In one recipe I found a combination of rustic authenticity with the epic meal I had in mind. Found in the recent "Dean and Deluca Cookbook," by the estimable David Rosengarten, it is an adaptation of the bouillabaisse at the Restaurant du Bacon in Cap d'Antibes, France. One attraction: It divides the meal into three courses, perfect for a languid summer evening.
First, one makes a very rich broth, in which fish and potatoes are poached for a first course. Then, shellfish are cooked in the remaining broth and served. Finally, the now-thickened broth itself is served as a soup, with toast and rouille.
I adjusted the recipe slightly: Bowing to the squeamishness of some guests, I replaced the whole fish Rosengarten calls for with fish fillets. (Note that one must be particularly careful about overcooking the fish when using fillets.)
All that was left was to buy the ingredients. I visited a fishmonger several days before the event to get the pounds of fish heads that would flavor the stock. When I got home with my bounty, I put them in the freezer, sealing them in plastic bags, hoping not to contaminate my roommates' Haagen-Daz with the scent of red snapper.

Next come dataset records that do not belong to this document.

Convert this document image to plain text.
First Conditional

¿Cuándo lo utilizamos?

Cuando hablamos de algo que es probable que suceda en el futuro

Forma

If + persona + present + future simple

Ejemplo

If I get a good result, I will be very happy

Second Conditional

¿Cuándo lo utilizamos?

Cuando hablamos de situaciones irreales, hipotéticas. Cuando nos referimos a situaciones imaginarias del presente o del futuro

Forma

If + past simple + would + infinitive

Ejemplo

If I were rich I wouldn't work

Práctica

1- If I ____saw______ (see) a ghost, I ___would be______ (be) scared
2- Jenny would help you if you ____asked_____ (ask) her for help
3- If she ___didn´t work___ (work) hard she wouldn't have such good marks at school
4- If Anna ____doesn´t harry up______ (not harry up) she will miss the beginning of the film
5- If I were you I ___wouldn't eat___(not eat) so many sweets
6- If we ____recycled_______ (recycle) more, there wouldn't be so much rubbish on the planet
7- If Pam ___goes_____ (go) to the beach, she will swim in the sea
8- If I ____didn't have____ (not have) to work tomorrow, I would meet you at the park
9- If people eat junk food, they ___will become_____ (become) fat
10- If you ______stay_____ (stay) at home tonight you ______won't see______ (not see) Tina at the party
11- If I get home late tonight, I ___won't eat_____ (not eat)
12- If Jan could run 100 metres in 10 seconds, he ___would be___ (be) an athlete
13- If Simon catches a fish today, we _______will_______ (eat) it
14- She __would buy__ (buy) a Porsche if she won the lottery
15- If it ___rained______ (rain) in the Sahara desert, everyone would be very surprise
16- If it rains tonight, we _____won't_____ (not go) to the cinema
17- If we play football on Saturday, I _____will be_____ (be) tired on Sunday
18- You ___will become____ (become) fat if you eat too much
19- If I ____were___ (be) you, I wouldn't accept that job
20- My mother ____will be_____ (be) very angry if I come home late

Then off to the produce market, where I rescued several tomatoes from the thin (red) line between ripe and rotten. Potatoes, leeks, and fennel completed the trip.
So I loaded it all into a canvas bag, lugged it to Grand Central station, and boarded the train, thankful that the fish heads emitted no odors. We soon arrived, made a final seafood purchase (annoying those in line behind us, no doubt, as we ordered some of most everything the fishmonger had), and began cooking.

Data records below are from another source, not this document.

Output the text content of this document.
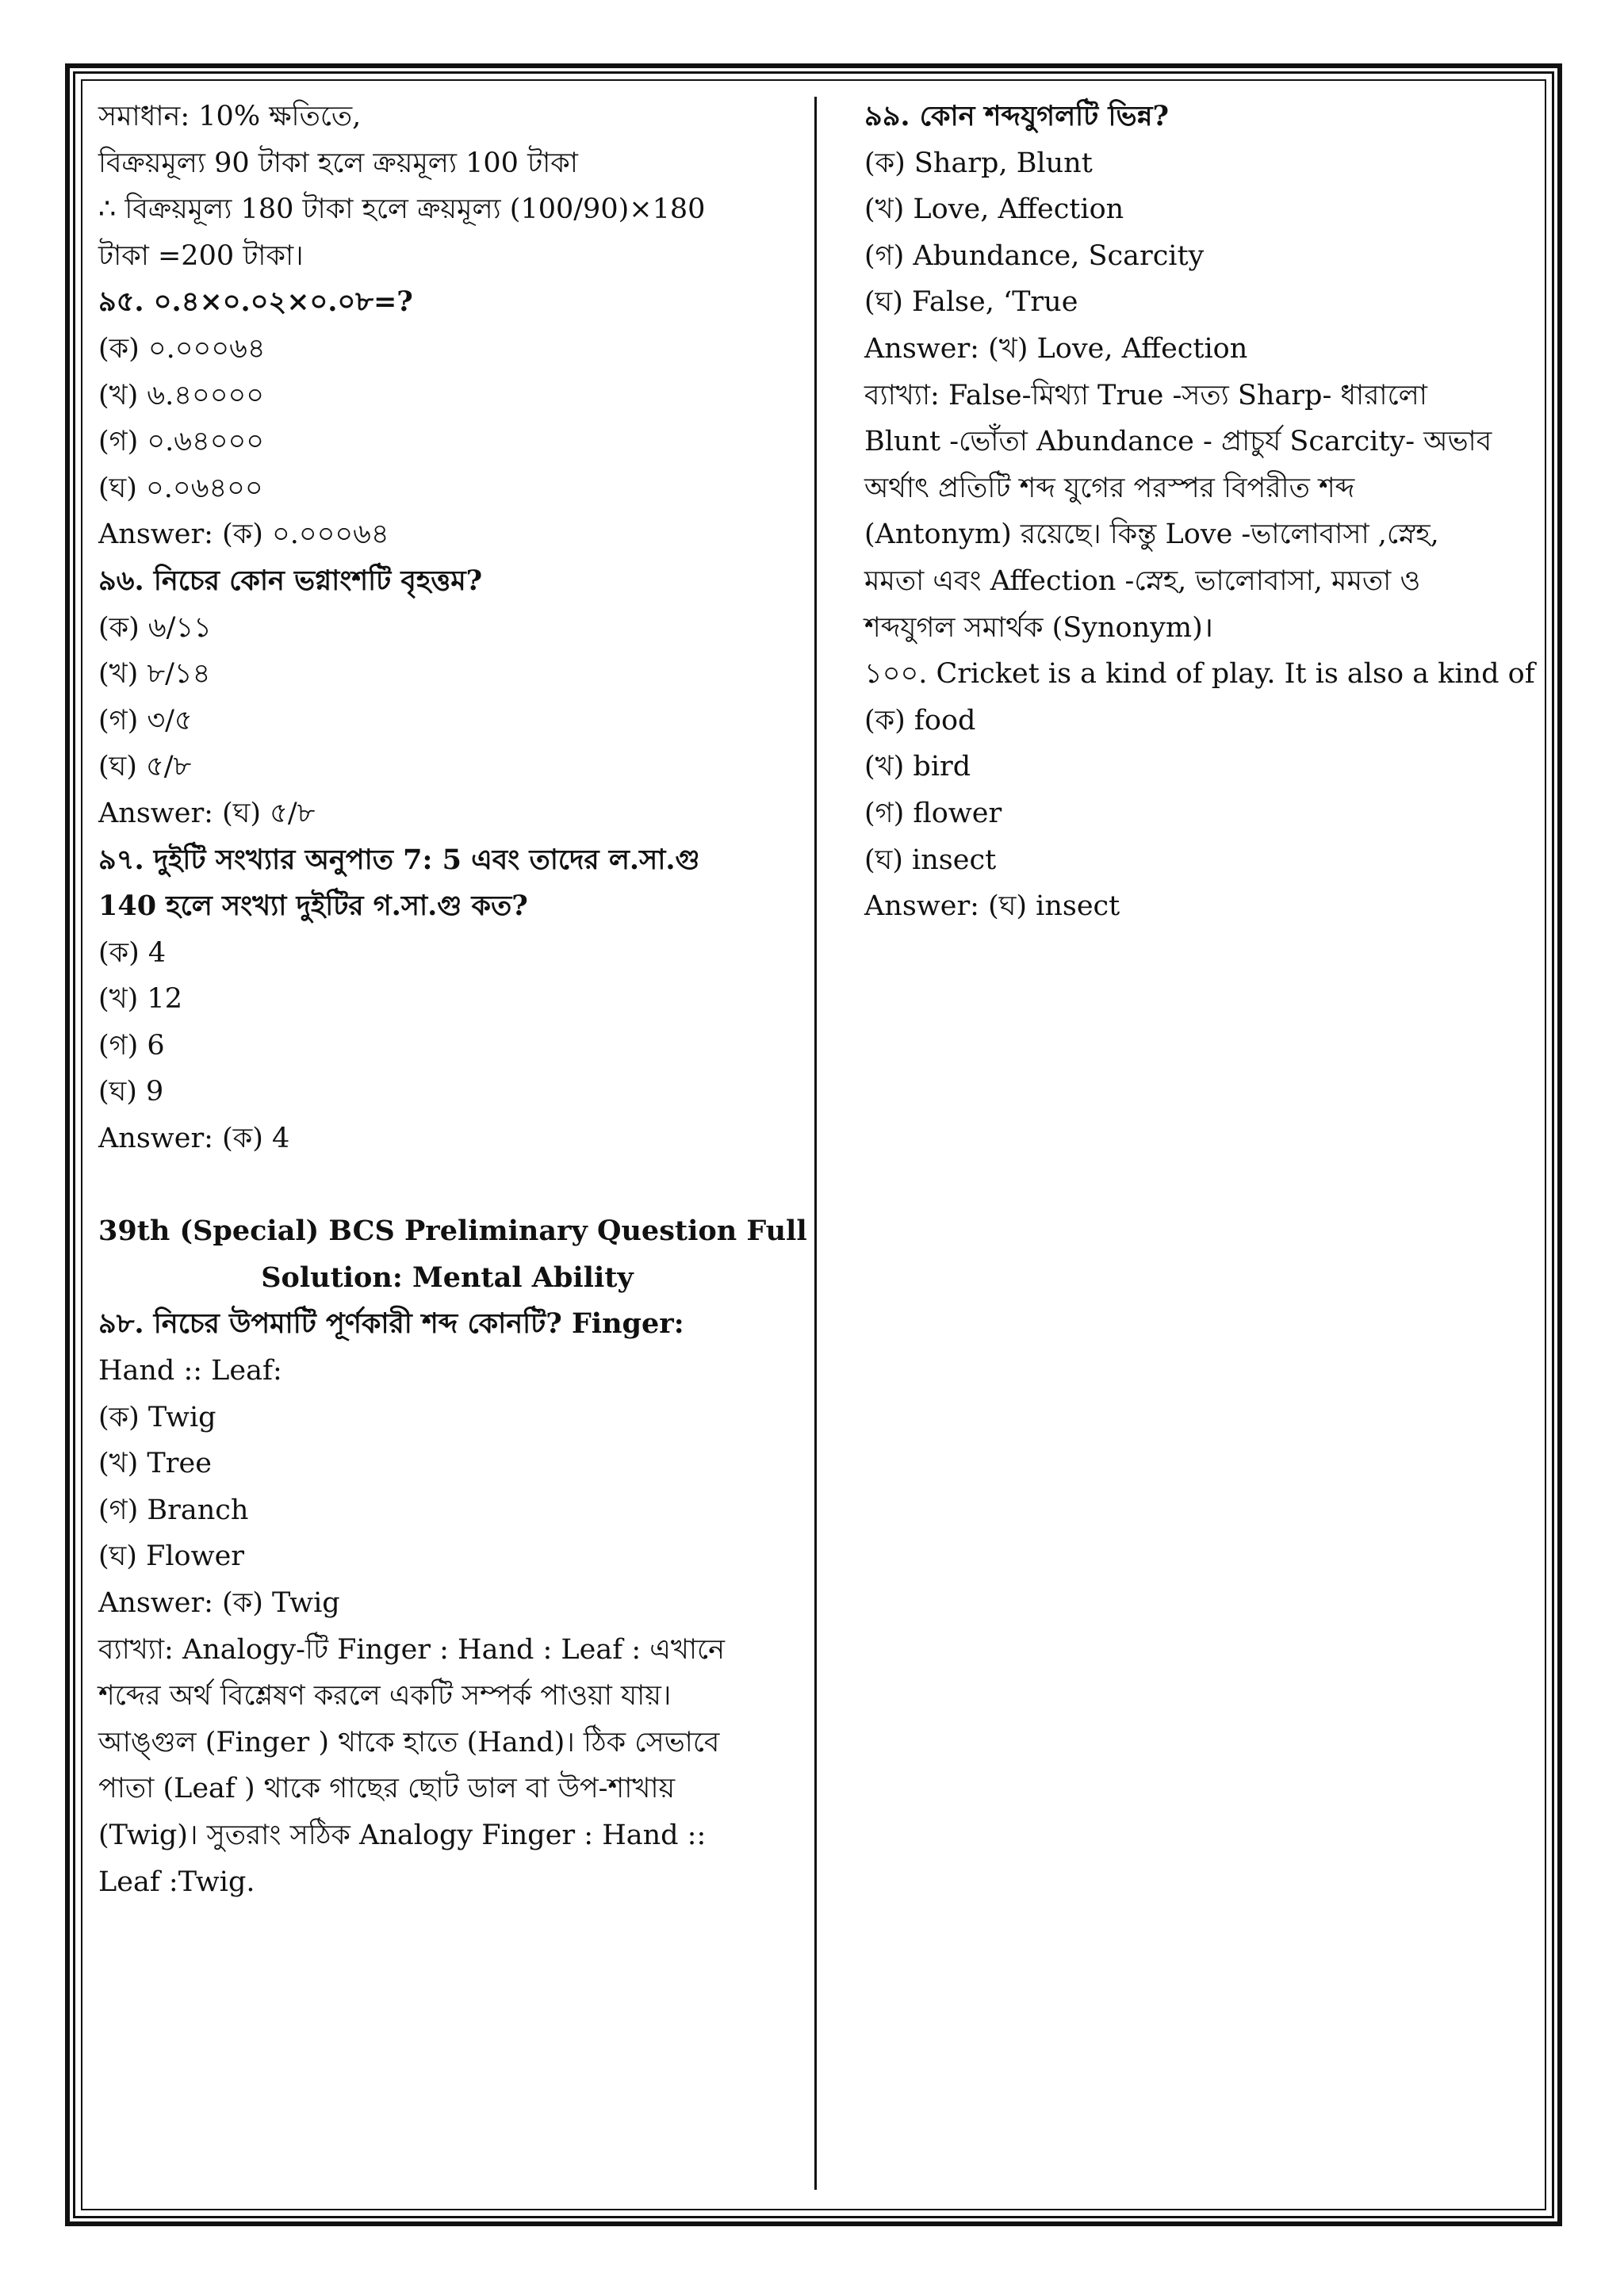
সমাধান: 10% ক্ষতিতে,
বিক্রয়মূল্য 90 টাকা হলে ক্রয়মূল্য 100 টাকা
∴ বিক্রয়মূল্য 180 টাকা হলে ক্রয়মূল্য (100/90)×180
টাকা =200 টাকা।
৯৫. ০.৪×০.০২×০.০৮=?
(ক) ০.০০০৬৪
(খ) ৬.৪০০০০
(গ) ০.৬৪০০০
(ঘ) ০.০৬৪০০
Answer: (ক) ০.০০০৬৪
৯৬. নিচের কোন ভগ্নাংশটি বৃহত্তম?
(ক) ৬/১১
(খ) ৮/১৪
(গ) ৩/৫
(ঘ) ৫/৮
Answer: (ঘ) ৫/৮
৯৭. দুইটি সংখ্যার অনুপাত 7: 5 এবং তাদের ল.সা.গু
140 হলে সংখ্যা দুইটির গ.সা.গু কত?
(ক) 4
(খ) 12
(গ) 6
(ঘ) 9
Answer: (ক) 4
39th (Special) BCS Preliminary Question Full
Solution: Mental Ability
৯৮. নিচের উপমাটি পূর্ণকারী শব্দ কোনটি? Finger:
Hand :: Leaf:
(ক) Twig
(খ) Tree
(গ) Branch
(ঘ) Flower
Answer: (ক) Twig
ব্যাখ্যা: Analogy-টি Finger : Hand : Leaf : এখানে
শব্দের অর্থ বিশ্লেষণ করলে একটি সম্পর্ক পাওয়া যায়।
আঙ্গুল (Finger ) থাকে হাতে (Hand)। ঠিক সেভাবে
পাতা (Leaf ) থাকে গাছের ছোট ডাল বা উপ-শাখায়
(Twig)। সুতরাং সঠিক Analogy Finger : Hand ::
Leaf :Twig.
৯৯. কোন শব্দযুগলটি ভিন্ন?
(ক) Sharp, Blunt
(খ) Love, Affection
(গ) Abundance, Scarcity
(ঘ) False, ‘True
Answer: (খ) Love, Affection
ব্যাখ্যা: False-মিথ্যা True -সত্য Sharp- ধারালো
Blunt -ভোঁতা Abundance - প্রাচুর্য Scarcity- অভাব
অর্থাৎ প্রতিটি শব্দ যুগের পরস্পর বিপরীত শব্দ
(Antonym) রয়েছে। কিন্তু Love -ভালোবাসা ,স্নেহ,
মমতা এবং Affection -স্নেহ, ভালোবাসা, মমতা ও
শব্দযুগল সমার্থক (Synonym)।
১০০. Cricket is a kind of play. It is also a kind of
(ক) food
(খ) bird
(গ) flower
(ঘ) insect
Answer: (ঘ) insect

The guests trickled in. I somehow thought it would be easy to be sociable while standing over a rapidly boiling 50-quart copper pot. It was not.
Dinner on the deck began with a simple salad of mixed greens.

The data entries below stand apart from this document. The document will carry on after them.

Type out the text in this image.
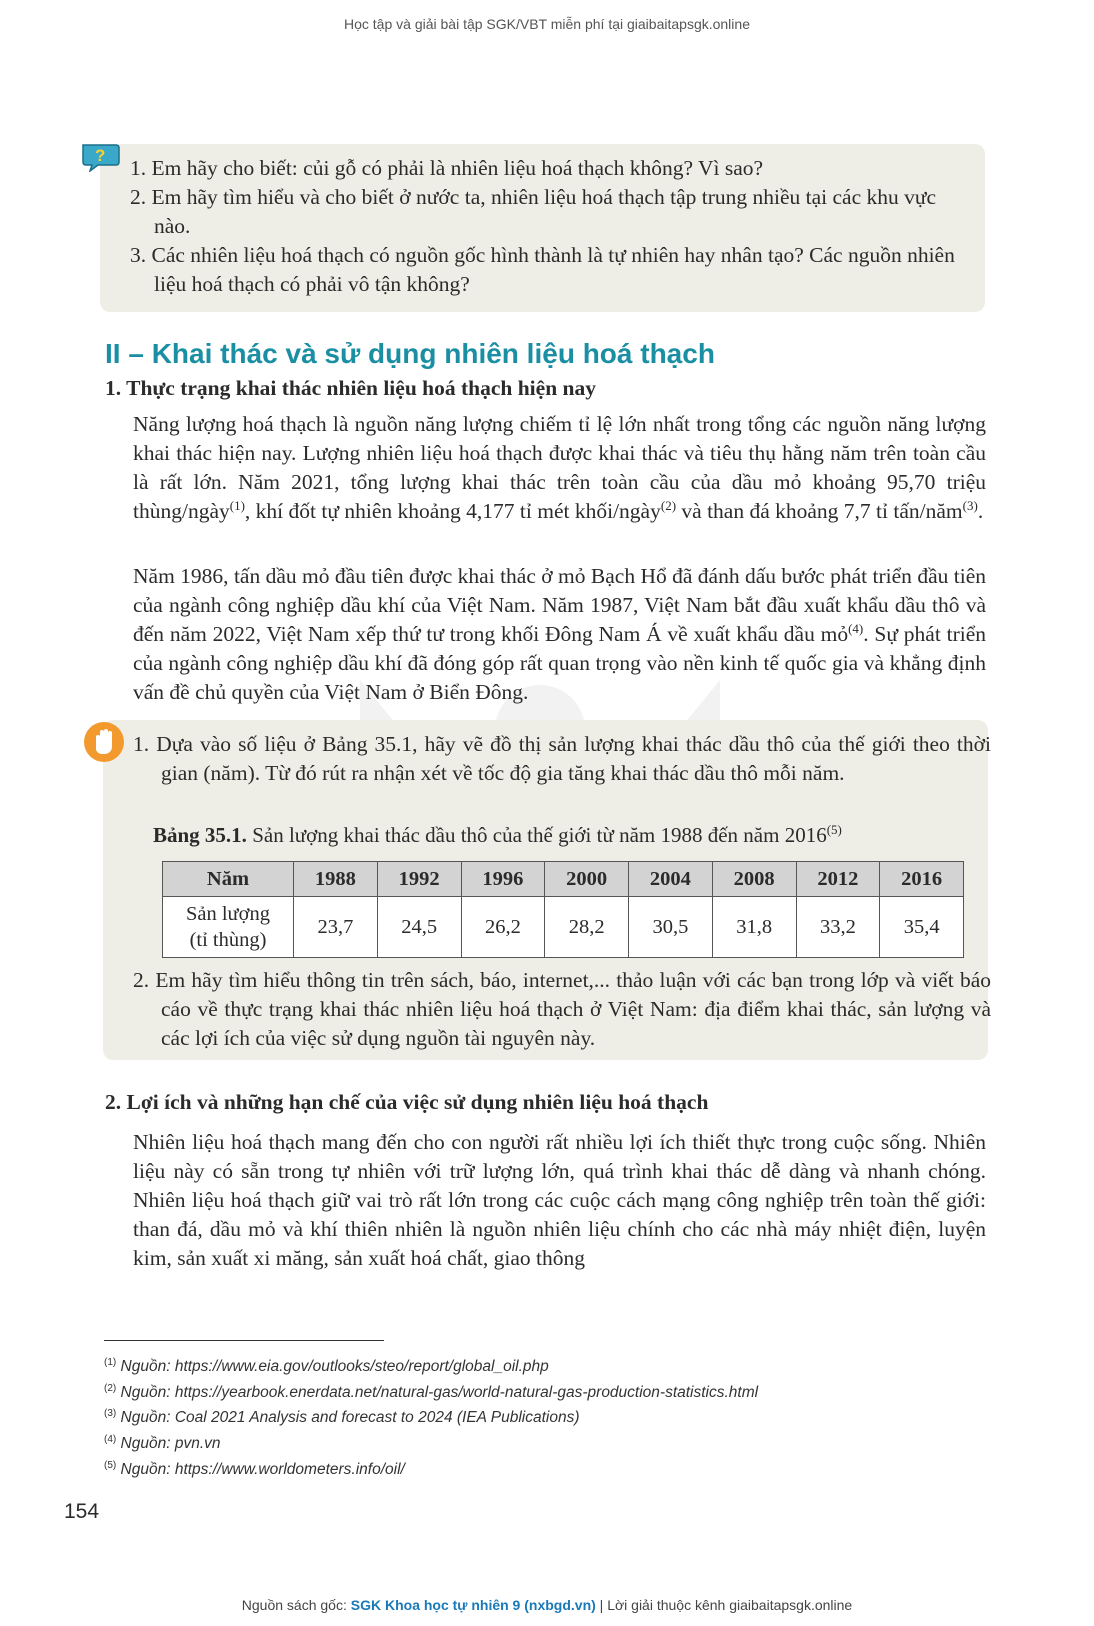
Học tập và giải bài tập SGK/VBT miễn phí tại giaibaitapsgk.online
?
1. Em hãy cho biết: củi gỗ có phải là nhiên liệu hoá thạch không? Vì sao?
2. Em hãy tìm hiểu và cho biết ở nước ta, nhiên liệu hoá thạch tập trung nhiều tại các khu vực nào.
3. Các nhiên liệu hoá thạch có nguồn gốc hình thành là tự nhiên hay nhân tạo? Các nguồn nhiên liệu hoá thạch có phải vô tận không?
II – Khai thác và sử dụng nhiên liệu hoá thạch
1. Thực trạng khai thác nhiên liệu hoá thạch hiện nay
Năng lượng hoá thạch là nguồn năng lượng chiếm tỉ lệ lớn nhất trong tổng các nguồn năng lượng khai thác hiện nay. Lượng nhiên liệu hoá thạch được khai thác và tiêu thụ hằng năm trên toàn cầu là rất lớn. Năm 2021, tổng lượng khai thác trên toàn cầu của dầu mỏ khoảng 95,70 triệu thùng/ngày$^{(1)}$, khí đốt tự nhiên khoảng 4,177 tỉ mét khối/ngày$^{(2)}$ và than đá khoảng 7,7 tỉ tấn/năm$^{(3)}$.
Năm 1986, tấn dầu mỏ đầu tiên được khai thác ở mỏ Bạch Hổ đã đánh dấu bước phát triển đầu tiên của ngành công nghiệp dầu khí của Việt Nam. Năm 1987, Việt Nam bắt đầu xuất khẩu dầu thô và đến năm 2022, Việt Nam xếp thứ tư trong khối Đông Nam Á về xuất khẩu dầu mỏ$^{(4)}$. Sự phát triển của ngành công nghiệp dầu khí đã đóng góp rất quan trọng vào nền kinh tế quốc gia và khẳng định vấn đề chủ quyền của Việt Nam ở Biển Đông.
1. Dựa vào số liệu ở Bảng 35.1, hãy vẽ đồ thị sản lượng khai thác dầu thô của thế giới theo thời gian (năm). Từ đó rút ra nhận xét về tốc độ gia tăng khai thác dầu thô mỗi năm.
Bảng 35.1. Sản lượng khai thác dầu thô của thế giới từ năm 1988 đến năm 2016$^{(5)}$
Năm	1988	1992	1996	2000	2004	2008	2012	2016

Sản lượng
(tỉ thùng)	23,7	24,5	26,2	28,2	30,5	31,8	33,2	35,4
2. Em hãy tìm hiểu thông tin trên sách, báo, internet,... thảo luận với các bạn trong lớp và viết báo cáo về thực trạng khai thác nhiên liệu hoá thạch ở Việt Nam: địa điểm khai thác, sản lượng và các lợi ích của việc sử dụng nguồn tài nguyên này.
2. Lợi ích và những hạn chế của việc sử dụng nhiên liệu hoá thạch
Nhiên liệu hoá thạch mang đến cho con người rất nhiều lợi ích thiết thực trong cuộc sống. Nhiên liệu này có sẵn trong tự nhiên với trữ lượng lớn, quá trình khai thác dễ dàng và nhanh chóng. Nhiên liệu hoá thạch giữ vai trò rất lớn trong các cuộc cách mạng công nghiệp trên toàn thế giới: than đá, dầu mỏ và khí thiên nhiên là nguồn nhiên liệu chính cho các nhà máy nhiệt điện, luyện kim, sản xuất xi măng, sản xuất hoá chất, giao thông
$^{(1)}$ Nguồn: https://www.eia.gov/outlooks/steo/report/global_oil.php
$^{(2)}$ Nguồn: https://yearbook.enerdata.net/natural-gas/world-natural-gas-production-statistics.html
$^{(3)}$ Nguồn: Coal 2021 Analysis and forecast to 2024 (IEA Publications)
$^{(4)}$ Nguồn: pvn.vn
$^{(5)}$ Nguồn: https://www.worldometers.info/oil/
154
Nguồn sách gốc: SGK Khoa học tự nhiên 9 (nxbgd.vn) | Lời giải thuộc kênh giaibaitapsgk.online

Next, we brought out a platter of fish and potatoes. This course provided nourishing warmth, evoking the peasant roots of the dish - subtle flavors with the pleasant color and taste of saffron.
Next came the dramatic platter of shellfish. This was the real show-stopper; a colorful plate piled high with perfectly cooked seafood. Messy hands seem integral to eating shellfish - and were in ample supply as we downed shrimp, lobster, mussels, and scallops.
The final course was the greatest failure. In my rush to make the rouille (the guests were arriving at the time), I added the oil to the egg yolk mixture too quickly - and therefore it didn't emulsify. With the party under way, I didn't have time to rescue the effort or start over (which shows the importance of doing as much as possible ahead of time).
And the soup was a bit too salty - again this cook's error.
Almost three hours later - and after a simple dessert of ice cream, berries, and roasted figs - I said goodbye to a contented set of guests. The frantic cooking had paid off, after all.